I actually got perm-banned from there for comparing misophonia sufferers to Daily Mail readers that have been cross-bred with sheep from New Zealand. Long story short, I'd been temp-banned previously on fake dodgy af premises, and there was yet another thread with talk of hyperacusis as a limbic orgasm and how a lawyer happened to think we're all nutters, so I thought fuck it. As of this week I am unbanned for some mysterious reason, but it was all clearly a massive waste of time anyways.
 
That was me. It was a paper I found from a few years back where some third rate ENT from Sydney had cobbled together a screed for the local Law Society basically saying people with troublesome tinnitus were just that kind of person anyway so the idea of compensation was "problematic at best" (I think he was shilling for business and government insurers to get them out of responsibility for workplace-caused tinnitus by blaming the victims)
 
Found it. It's a continuation in greater detail of the 1996 case of a woman that was treated in Brazil. I don't remember where I found it and I find it very odd that I can't find it online now, but its most probably that its the real article itself I find it highly unlikely that it was tampered with. There is also talk in the literature of a paper in 1998 that was 5 pages long and it was published somewhere but it's not easily findable online, so it's very probable that this is it. Also it is a full objective tinnitus because it was heard from the outside by other people. This is what it says:

''Because our patient complained of continuous, highfrequency tinnitus since childhood, and because we had not seen or read about a high-frequency and continuous sound originating from a muscle and lasting for such a long period, we originally did not consider a diagnosis of middle ear myoclonus. However, informal conversations with bioengineers made us aware that these middle ear muscles might have been contracting in a very specific way, making brief and rapid contractions with short intervals between them, simulating an actual continuous sound.''

So I'm ambivalent about this, because even though it's continuous, it was heard by the doctor and her buddies since she was 14 years old. So it doesn't really help me because mine isn't fully objective. And from asking around it would seem my reflex predominant sound intolerance might be closer to 'hyperacusis' and Silverstein's operation would be closer to home. So on the one hand maybe its the stapes thats out of whack and that's 'hyperacusis' and a matter for Silverstein, and on the other, there are plenty of MEM cases that aren't heard by an external person so we can just combine those cases with this one. However it does fulfill that requirement of making a mockery of the bullshit difference between pulsatile and the sound therapy infested ear-nihilistic 'neuro' tinnitus that has the whooshers crowd trying to pull an inverse Rosa Parks on our asses.
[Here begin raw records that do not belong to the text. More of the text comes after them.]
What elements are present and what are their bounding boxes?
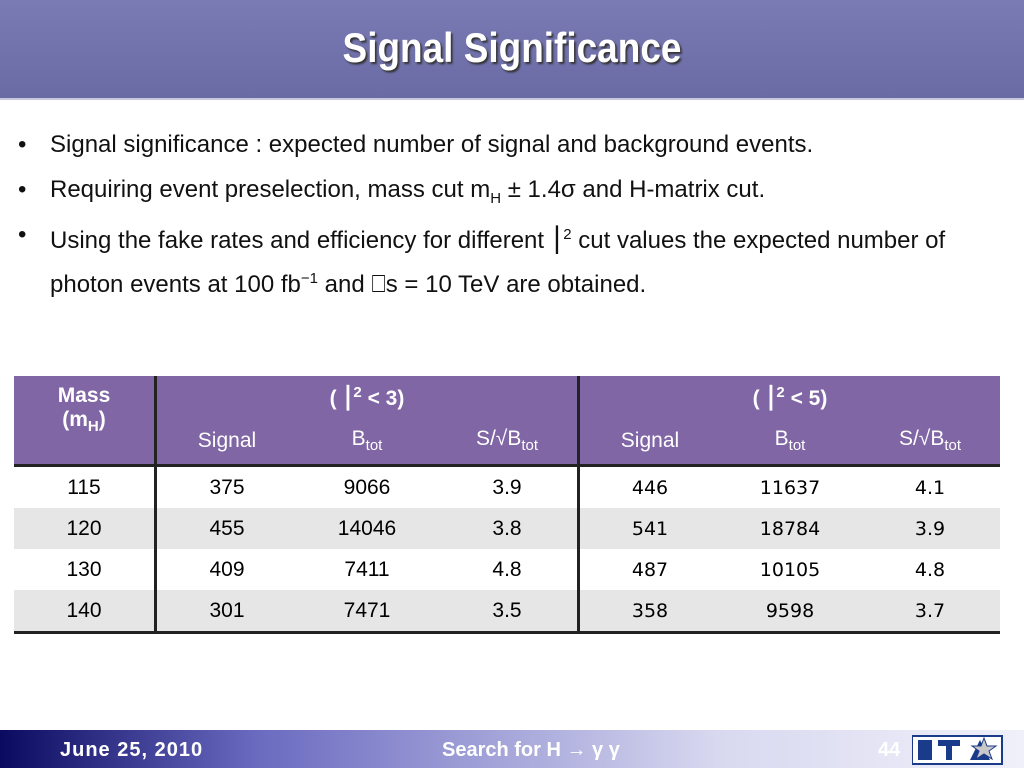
group-header: ( ⎮2 < 3) [297,376,437,418]
table-cell: 10105 [759,558,821,581]
table-row: 140 301 7471 3.5 358 9598 3.7 [14,590,1000,634]
footer: June 25, 2010 Search for H → γ γ 44 [0,730,1024,768]
table-cell: 4.1 [914,476,946,499]
superscript: 2 [563,226,572,243]
header-text: B [351,427,366,451]
table-cell: 140 [14,590,157,634]
table-cell: 301 [155,590,297,634]
text: 2 [776,383,785,401]
table-cell: 3.7 [860,590,1000,634]
table-cell: 409 [209,557,245,581]
header-text: B [774,427,789,451]
subscript: H [87,418,99,436]
header-text: Mass [57,384,111,407]
header-text: S/√B [475,427,522,451]
subscript: tot [788,437,806,455]
table-cell: 7471 [297,590,437,634]
bullet-text: ± 1.4σ and H-matrix cut. [501,176,766,203]
subscript: H [490,189,502,207]
page-number: 44 [878,739,901,761]
table-row: 120 455 14046 3.8 541 18784 3.9 [14,508,1000,549]
table-cell: 9598 [720,590,860,634]
bullet-text: Signal significance : expected number of… [50,131,814,158]
bullet-text: Using the fake rates and efficiency for … [50,227,551,254]
table-cell: 3.9 [860,508,1000,549]
logo [912,735,1003,765]
table-cell: 14046 [297,508,437,549]
text: < 5) [784,386,828,410]
table-cell: 3.5 [437,590,580,634]
column-header: Signal [578,418,720,467]
subscript: tot [365,437,383,455]
column-header: Btot [297,418,437,467]
header-text: Signal [620,429,680,452]
superscript: −1 [300,270,318,287]
table-cell: 541 [578,508,720,549]
header-text: S/√B [898,427,945,451]
table-cell: 487 [631,558,669,581]
title-bar: Signal Significance [0,0,1024,100]
table-cell: 446 [631,476,669,499]
table-row: 130 409 7411 4.8 487 10105 4.8 [14,549,1000,590]
table-cell: 455 [155,508,297,549]
column-header: S/√Btot [860,418,1000,467]
table-cell: 9066 [343,475,391,499]
table-cell: 358 [578,590,720,634]
subscript: tot [521,437,539,455]
table-cell: 115 [14,465,157,508]
table-cell: 11637 [759,476,821,499]
table-cell: 18784 [720,508,860,549]
table-cell: 4.8 [914,558,946,581]
header-text: ) [98,408,106,431]
bullet-text: and ⎕s = 10 TeV are obtained. [317,271,647,298]
table-cell: 120 [14,508,157,549]
header-text: (m [62,408,88,431]
table-cell: 3.8 [437,508,580,549]
table-cell: 7411 [344,557,390,581]
text: ( ⎮ [329,386,354,410]
column-header: Signal [155,418,297,467]
text: < 3) [361,386,405,410]
table-row: 115 375 9066 3.9 446 11637 4.1 [14,465,1000,508]
slide-title: Signal Significance [342,24,682,71]
table-cell: 130 [14,549,157,590]
column-header: S/√Btot [437,418,580,467]
column-header: Btot [720,418,860,467]
text: ( ⎮ [752,386,777,410]
bullet-text: cut values the expected number of photon… [50,227,946,298]
footer-title: Search for H → γ γ [442,739,620,761]
text: 2 [353,383,362,401]
header-text: Signal [197,429,257,452]
data-table: Mass (mH) ( ⎮2 < 3) ( ⎮2 < 5) Signal Btot S… [14,376,1000,634]
group-header: ( ⎮2 < 5) [720,376,860,418]
table-cell: 4.8 [437,549,580,590]
mass-header: Mass (mH) [14,376,157,467]
symbol: ⎮ [550,227,564,254]
footer-date: June 25, 2010 [60,739,204,761]
bullet-text: Requiring event preselection, mass cut m [50,176,491,203]
table-cell: 3.9 [437,465,580,508]
subscript: tot [944,437,962,455]
table-cell: 375 [209,475,245,499]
The paper goes on to talk about a couple of things that might be of interest for those of us with low frequency continuous vibration.
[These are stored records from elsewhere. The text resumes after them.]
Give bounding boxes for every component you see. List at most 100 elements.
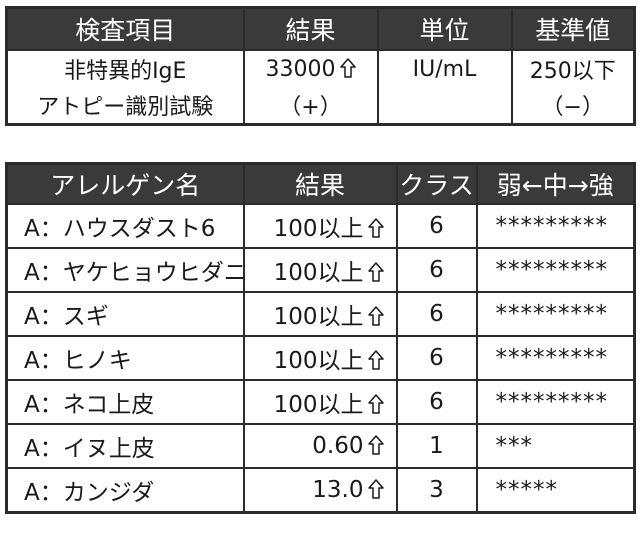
allergen-name-cell: A：ヤケヒョウヒダニ (5, 247, 245, 293)
allergen-name-cell-text: A：スギ (24, 304, 109, 330)
strength-bar-cell-text: *** (495, 433, 533, 459)
hollow-up-arrow-icon (367, 306, 384, 326)
strength-bar-cell: ********* (475, 247, 636, 293)
result-cell: 100以上 (242, 203, 398, 249)
result-cell: 100以上 (242, 335, 398, 381)
reference-cell-text: （−） (541, 95, 604, 120)
result-cell-text: 33000 (265, 56, 336, 82)
hollow-up-arrow-icon (367, 479, 384, 499)
table-row: A：ヒノキ 100以上 6 ********* (5, 335, 636, 381)
allergen-name-cell-text: A：カンジダ (24, 480, 155, 506)
table-row: A：イヌ上皮 0.60 1 *** (5, 423, 636, 469)
strength-bar-cell: ********* (475, 335, 636, 381)
reference-cell: （−） (510, 87, 636, 126)
header-result: 結果 (242, 6, 379, 51)
header-unit: 単位 (376, 6, 513, 51)
class-cell: 6 (395, 379, 478, 425)
result-cell: 0.60 (242, 423, 398, 469)
allergen-name-cell: A：ヒノキ (5, 335, 245, 381)
result-cell: 100以上 (242, 291, 398, 337)
strength-bar-cell-text: ***** (495, 477, 558, 503)
test-item-cell: 非特異的IgE (5, 49, 245, 87)
test-item-cell-text: 非特異的IgE (64, 59, 187, 84)
allergen-header-row: アレルゲン名 結果 クラス 弱←中→強 (5, 162, 636, 205)
hollow-up-arrow-icon (367, 350, 384, 370)
allergen-name-cell: A：ネコ上皮 (5, 379, 245, 425)
allergen-table: アレルゲン名 結果 クラス 弱←中→強 A：ハウスダスト6 100以上 6 *****… (5, 162, 636, 514)
allergen-name-cell: A：ハウスダスト6 (5, 203, 245, 249)
unit-cell: IU/mL (376, 49, 513, 87)
strength-bar-cell-text: ********* (495, 257, 608, 283)
result-cell-text: 100以上 (273, 216, 364, 242)
result-cell-text: （+） (279, 95, 342, 120)
class-cell-text: 6 (429, 257, 444, 283)
class-cell-text: 1 (429, 433, 444, 459)
class-cell: 6 (395, 335, 478, 381)
strength-bar-cell-text: ********* (495, 301, 608, 327)
strength-bar-cell-text: ********* (495, 213, 608, 239)
test-item-cell: アトピー識別試験 (5, 87, 245, 126)
strength-bar-cell: ********* (475, 291, 636, 337)
summary-table: 検査項目 結果 単位 基準値 非特異的IgE 33000 IU/mL 250以下アトピ… (5, 6, 636, 126)
header-strength-scale: 弱←中→強 (475, 162, 636, 205)
result-cell-text: 100以上 (273, 348, 364, 374)
table-row: A：スギ 100以上 6 ********* (5, 291, 636, 337)
hollow-up-arrow-icon (367, 435, 384, 455)
strength-bar-cell: ***** (475, 467, 636, 514)
unit-cell-text: IU/mL (412, 56, 477, 82)
class-cell: 1 (395, 423, 478, 469)
header-allergen-name: アレルゲン名 (5, 162, 245, 205)
header-class: クラス (395, 162, 478, 205)
result-cell: 33000 (242, 49, 379, 87)
class-cell-text: 6 (429, 345, 444, 371)
table-row: A：カンジダ 13.0 3 ***** (5, 467, 636, 514)
result-cell-text: 100以上 (273, 392, 364, 418)
class-cell: 6 (395, 291, 478, 337)
result-cell: 13.0 (242, 467, 398, 514)
class-cell-text: 6 (429, 389, 444, 415)
strength-bar-cell-text: ********* (495, 345, 608, 371)
strength-bar-cell-text: ********* (495, 389, 608, 415)
header-result: 結果 (242, 162, 398, 205)
reference-cell: 250以下 (510, 49, 636, 87)
result-cell-text: 100以上 (273, 304, 364, 330)
table-row: A：ヤケヒョウヒダニ 100以上 6 ********* (5, 247, 636, 293)
allergen-name-cell: A：イヌ上皮 (5, 423, 245, 469)
result-cell: 100以上 (242, 247, 398, 293)
class-cell: 6 (395, 203, 478, 249)
strength-bar-cell: ********* (475, 379, 636, 425)
hollow-up-arrow-icon (367, 262, 384, 282)
table-row: A：ネコ上皮 100以上 6 ********* (5, 379, 636, 425)
allergen-name-cell-text: A：ハウスダスト6 (24, 216, 216, 242)
allergen-name-cell: A：スギ (5, 291, 245, 337)
strength-bar-cell: *** (475, 423, 636, 469)
allergen-name-cell-text: A：ネコ上皮 (24, 392, 155, 418)
summary-header-row: 検査項目 結果 単位 基準値 (5, 6, 636, 51)
result-cell-text: 0.60 (312, 433, 364, 459)
result-cell-text: 100以上 (273, 260, 364, 286)
allergen-name-cell: A：カンジダ (5, 467, 245, 514)
class-cell-text: 6 (429, 213, 444, 239)
table-row: 非特異的IgE 33000 IU/mL 250以下 (5, 49, 636, 87)
hollow-up-arrow-icon (367, 394, 384, 414)
class-cell: 3 (395, 467, 478, 514)
result-cell: 100以上 (242, 379, 398, 425)
class-cell-text: 3 (429, 477, 444, 503)
result-cell-text: 13.0 (312, 477, 364, 503)
unit-cell (376, 87, 513, 126)
header-test-item: 検査項目 (5, 6, 245, 51)
test-item-cell-text: アトピー識別試験 (37, 95, 214, 120)
class-cell: 6 (395, 247, 478, 293)
reference-cell-text: 250以下 (529, 59, 616, 84)
allergen-name-cell-text: A：ヤケヒョウヒダニ (24, 260, 244, 286)
class-cell-text: 6 (429, 301, 444, 327)
result-cell: （+） (242, 87, 379, 126)
hollow-up-arrow-icon (339, 57, 356, 78)
allergen-name-cell-text: A：イヌ上皮 (24, 436, 155, 462)
table-row: アトピー識別試験 （+） （−） (5, 87, 636, 126)
hollow-up-arrow-icon (367, 218, 384, 238)
allergen-name-cell-text: A：ヒノキ (24, 348, 132, 374)
table-row: A：ハウスダスト6 100以上 6 ********* (5, 203, 636, 249)
header-reference: 基準値 (510, 6, 636, 51)
strength-bar-cell: ********* (475, 203, 636, 249)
''Earlier reports involving this kind of tinnitus suggested a vascular origin, despite the absence of pulsatility. This mechanism was explained by Glanville et al in 1971.12 According to the authors, the vessel's fibers may remain in a prolonged state of stress in a specific region of continuous flow, generating a nonpulsatile tonal sound. This would occur despite the high elasticity of the vessel's walls because such elasticity would be limited by adjacent structures, causing a state of continual stress in the fibers.''

Both of which make a mockery of ENT and sound therapy practices everywhere, the idea MEM can be continuous, or that tinnitus can be somatosensory, just because this lot looked into it while millions from U.S. army funds are invested into sound therapy from 'experts' that don't know this doesn't really paint an encouraging picture of medicine at large.

There may also be others I'm not sure. The papers on middle ear myoclonus that add a measly one or two cases are so thin they often include summaries of all previous cases, some talk of things like buzzing and static that may or may not also be continuous.